1. Описание набора реальных данных
Исходный набор данных Letter Recognition Data Set из репозитория машинного обучения UCI представляет собой набор данных для многоклассовой классификации. Набор предназначен для распознавания черно-белых пиксельных прямоугольников как одну из 26 заглавных букв английского алфавита, где буквы алфавита представлены в 16 измерениях. Чтобы получить данные, подходящие для обнаружения аномалий, была произведена подвыборка данных из 3 букв, чтобы сформировать нормальный класс, и случайным образом их пары были объединены так, чтобы их размерность удваивалась. Чтобы сформировать класс аномалий, случайным образом были выбраны несколько экземпляров букв, которые не входят нормальный класс, и они были объединены с экземплярами из нормального класса. Процесс объединения выполняется для того, чтобы сделать обнаружение более сложным, поскольку каждый аномальный пример также будет иметь некоторые нормальные значения признаков.
-
Количество признаков - 32
-
Количество примеров - 1600
-
Количество нормальных примеров - 1500
-
Количество аномальных примеров - 100
2. Загрузка многомерной обучающей выборки
train= np.loadtxt('letter_train.txt', dtype=float)
test = np.loadtxt('letter_test.txt', dtype=float)

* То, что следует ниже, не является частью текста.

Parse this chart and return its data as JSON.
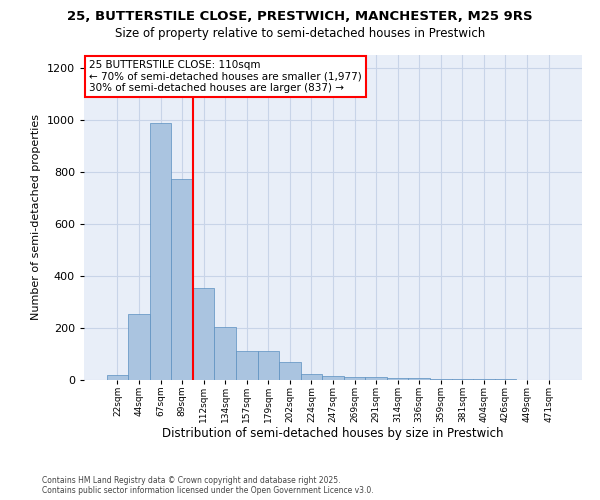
{
  "title_line1": "25, BUTTERSTILE CLOSE, PRESTWICH, MANCHESTER, M25 9RS",
  "title_line2": "Size of property relative to semi-detached houses in Prestwich",
  "xlabel": "Distribution of semi-detached houses by size in Prestwich",
  "ylabel": "Number of semi-detached properties",
  "footnote1": "Contains HM Land Registry data © Crown copyright and database right 2025.",
  "footnote2": "Contains public sector information licensed under the Open Government Licence v3.0.",
  "bin_labels": [
    "22sqm",
    "44sqm",
    "67sqm",
    "89sqm",
    "112sqm",
    "134sqm",
    "157sqm",
    "179sqm",
    "202sqm",
    "224sqm",
    "247sqm",
    "269sqm",
    "291sqm",
    "314sqm",
    "336sqm",
    "359sqm",
    "381sqm",
    "404sqm",
    "426sqm",
    "449sqm",
    "471sqm"
  ],
  "bar_values": [
    20,
    255,
    990,
    775,
    355,
    205,
    110,
    110,
    68,
    25,
    15,
    12,
    10,
    8,
    8,
    5,
    5,
    3,
    2,
    1,
    1
  ],
  "bar_color": "#aac4e0",
  "bar_edge_color": "#5a8fc0",
  "property_bin_index": 3,
  "vline_color": "red",
  "annotation_title": "25 BUTTERSTILE CLOSE: 110sqm",
  "annotation_line2": "← 70% of semi-detached houses are smaller (1,977)",
  "annotation_line3": "30% of semi-detached houses are larger (837) →",
  "ylim": [
    0,
    1250
  ],
  "yticks": [
    0,
    200,
    400,
    600,
    800,
    1000,
    1200
  ],
  "grid_color": "#c8d4e8",
  "background_color": "#e8eef8",
  "fig_background": "#ffffff"
}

3. Вывод данных и размера выборки
print('Исходные данные:')
print(train)
print('Размерность данных:')
print(train.shape)
Исходные данные:
[[ 6. 10. 5. ... 10. 2. 7.]
[ 0. 6. 0. ... 8. 1. 7.]
[ 4. 7. 5. ... 8. 2. 8.]
...
[ 7. 10. 10. ... 8. 5. 6.]
[ 7. 7. 10. ... 6. 0. 8.]
[ 3. 4. 5. ... 9. 5. 5.]]
Размерность данных:
(1500, 32)
4. Создание и обучение автокодировщика с подходящей для данных архитектурой.
ae3_trained, IRE3, IREth3 = lib.create_fit_save_ae(train,'out/AE3.h5','out/AE3_ire_th.txt',
100000, False, 20000, early_stopping_delta = 0.001)
Задать архитектуру автокодировщиков или использовать архитектуру по умолчанию? (1/2): 1
Задайте количество скрытых слоёв (нечетное число) : 9
Задайте архитектуру скрытых слоёв автокодировщика, например, в виде 3 1 3 : 64 48 32 24 16 24 32 48 64
Epoch 1000/100000
- loss: 6.0089
Epoch 2000/100000
- loss: 6.0089
...
Epoch 99000/100000
- loss: 0.0862
Epoch 100000/100000
- loss: 0.0864
5. Построение графика ошибки реконструкции обучающей выборки. Вывод порога ошибки реконструкции – порога обнаружения аномалий.
lib.ire_plot('training', IRE3, IREth3, 'AE3')
print("Порог ошибки реконструкции = ",IREth3)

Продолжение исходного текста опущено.